2021 NFL Draft Profile: WR Nico Collins
Nico Collins has everything that NFL talent evaluators love coming out of college. He’s big, fast, has sure hands, and has incredible testing numbers. The only thing missing from his profile? Production.
Collins landed at Michigan as a highly touted recruit, and there were lofty expectations set for the young receiver. Unfortunately, Collins was the victim of poor offenses during his time at Michigan due to poor quarterback play. Shea Patterson wasn’t able to help Collins live up to expectations during his time there, and we never got to see the young receiver play with another signal-caller. Collins opted out of the 2020 CFB season, so it’s been a while since we’ve seen him on the football field.
The athletic profile and the traits are all there, but it’s tough to evaluate Collins due to the quarterback play. Collins was rarely even given a chance to make a play on the ball deep downfield due to Patterson’s inaccuracy, but when he had those opportunities, we saw flashes of brilliance.
So will an NFL team take a swing on the talented wideout and give him the draft capital he needs to be relevant for fantasy football? Or are there too many gaps that we could see Collins take a slide on draft day?

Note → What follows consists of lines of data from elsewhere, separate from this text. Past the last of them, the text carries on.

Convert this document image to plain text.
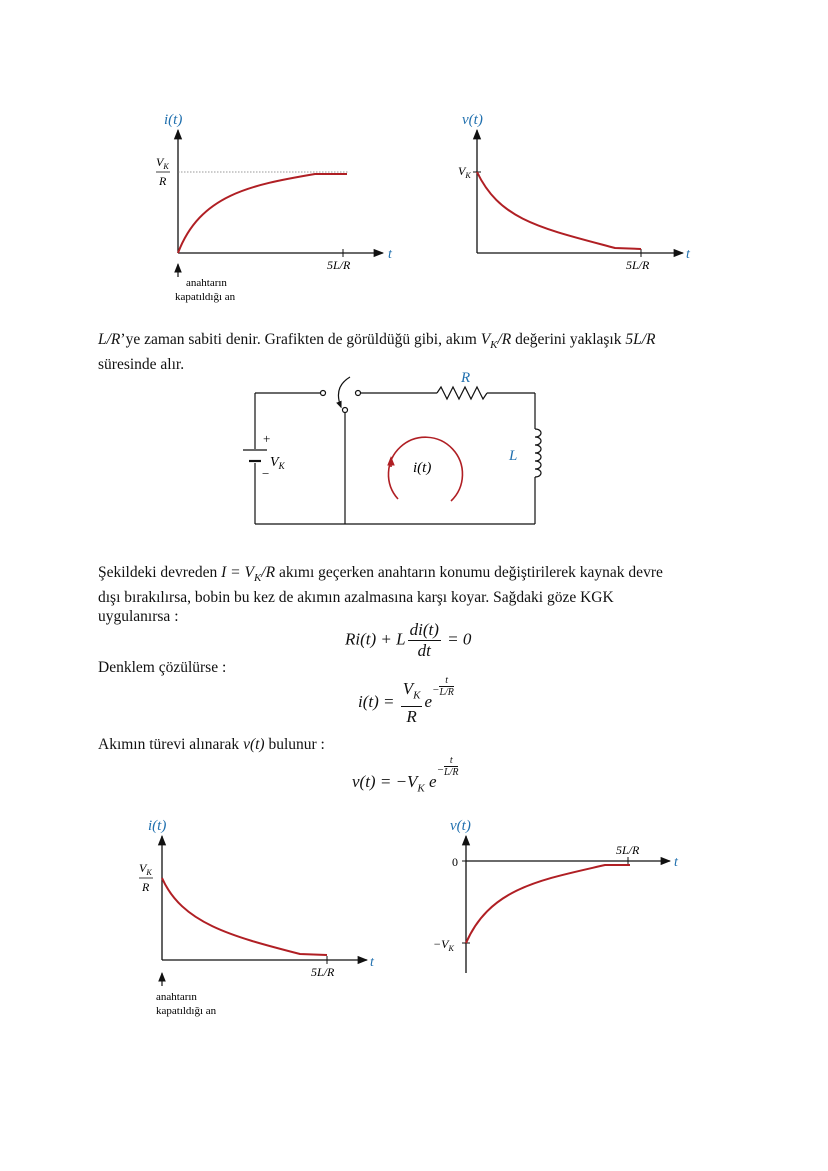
i(t)
$V_K$
R
5L/R
t
anahtarın
kapatıldığı an
v(t)
$V_K$
5L/R
t

L/R’ye zaman sabiti denir. Grafikten de görüldüğü gibi, akım $V_K/R$ değerini yaklaşık 5L/R
süresinde alır.

+
−
$V_K$
R
L
i(t)

Şekildeki devreden $I = V_K/R$ akımı geçerken anahtarın konumu değiştirilerek kaynak devre
dışı bırakılırsa, bobin bu kez de akımın azalmasına karşı koyar. Sağdaki göze KGK
uygulanırsa :

Ri(t) + L $\frac{di(t)}{dt} = 0$

Denklem çözülürse :

$i(t) = \frac{V_K}{R} e^- \frac{t}{L/R}$

Akımın türevi alınarak v(t) bulunur :

$v(t) = -V_K$ $e^- \frac{t}{L/R}$
i(t)
$V_K$
R
5L/R
t
anahtarın
kapatıldığı an
v(t)
0
$-V_K$
5L/R
t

These questions are answered here in our scouting profile on Nico Collins:
Weight: 215 lbs.
Arms: 34 1/8
40-Yard Dash: 4.42
Vertical Jump: 37.5
Broad Jump: 125
Bench: 14 Reps
Short Shuttle: 4.29
3-Cone Drill: 6.78
Skills Breakdown (out of 100)
Route Running (74.5): Collins is a big-bodied receiver that can go up and highpoint the football. He runs a wide variety of routes, but he lacks refinement within the top of his breaks. Tends to round out his routes rather than snapping in and out. Works with his size well, though, and can be a vertical and intermediate threat.
Athleticism/Agility (75): Good athlete for his size. He lacks elite burst or agility, but he has good overall athleticism for being 220 pounds.
Hands (77): Solid receiving ability and good hand-eye coordination. No drops on tape and shows strong hands when going up to highpoint the ball.
Contested Catch Ability (78.5): Able to shield defenders off well due to his large frame in the middle of the field and can then go up and highpoint the football with his size and length. He understands how to create positioning deep downfield and put himself in the best possible position to make a play on the ball.
Run After Catch Ability (76.5): Certainly won’t break tackles consistently after the catch with his twitch or short-area quickness, but has more than enough speed to pull away from defenders if he’s able to take the reception in stride.
Release (75): Good release and able to fight off contact well at the LOS and get defenders routinely flipping their hips. He lacks the overall burst to take advantage of this, but it does give him slight leverage that he can then utilize his contested catch ability with.
Deep Ball Tracking (76): Hard evaluation due to playing with Shea Patterson. Passes were routinely airmailed or under-thrown, making it difficult to gauge Collins’ proficiency in this area. However, he did show an excellent ability to adjust to the ball on a back-shoulder throw in the end zone against Indiana in 2019. Limited sample size, but it seems the ability is there.
Speed (75): Possesses enough straight line speed to be a vertical threat downfield. He’s unlikely to break the 4.4’s in the 40-yard dash, but he has enough speed with his size to be a solid field-stretching option paired with his contested-catch ability.
Nico Collins can go up and get it! pic.twitter.com/obaGuOVxMs
– Kyle Yates (@KyleYNFL) March 4, 2021
One opt-out player who showed up looking different at Senior Bowl was @UMichFootball WR Nico Collins. @lbg_nico7 was 230 lbs on ’19 tape but weighed 215 lbs in Mobile. This rep winning vertical vs maybe the fastest player in the game, Oklahoma CB Tré Brown, is evidence of that. pic.twitter.com/Bduo0ev4Ec
– Jim Nagy (@JimNagy_SB) February 13, 2021
They Said It
Projected Draft Range
Due to the unknowns and the incomplete nature of his tape evaluation, it’s a mystery where Collins will go in the NFL Draft. However, in a draft that doesn’t feature many big-bodied possession receivers, a team is likely to take a swing on the talented wideout on Day 2.
Ideal Fantasy Landing Spot
The Kansas City Chiefs have a need at wide receiver opposite Tyreek Hill and Mecole Hardman, particularly a bigger-bodied receiver. Collins could easily be a target for them at the back end of round two, which would immediately elevate him into the late first-round Dynasty rookie draft conversation.
Equanimeous St. Brown was 6’4/214 coming out of Notre Dame and ran a 4.48 40-yard dash at the Combine. Collins stands at essentially an identical size but is just slightly faster. They should be utilized in a very similar role in the NFL. It’ll just be up to Collins to see if he can make more of an impact.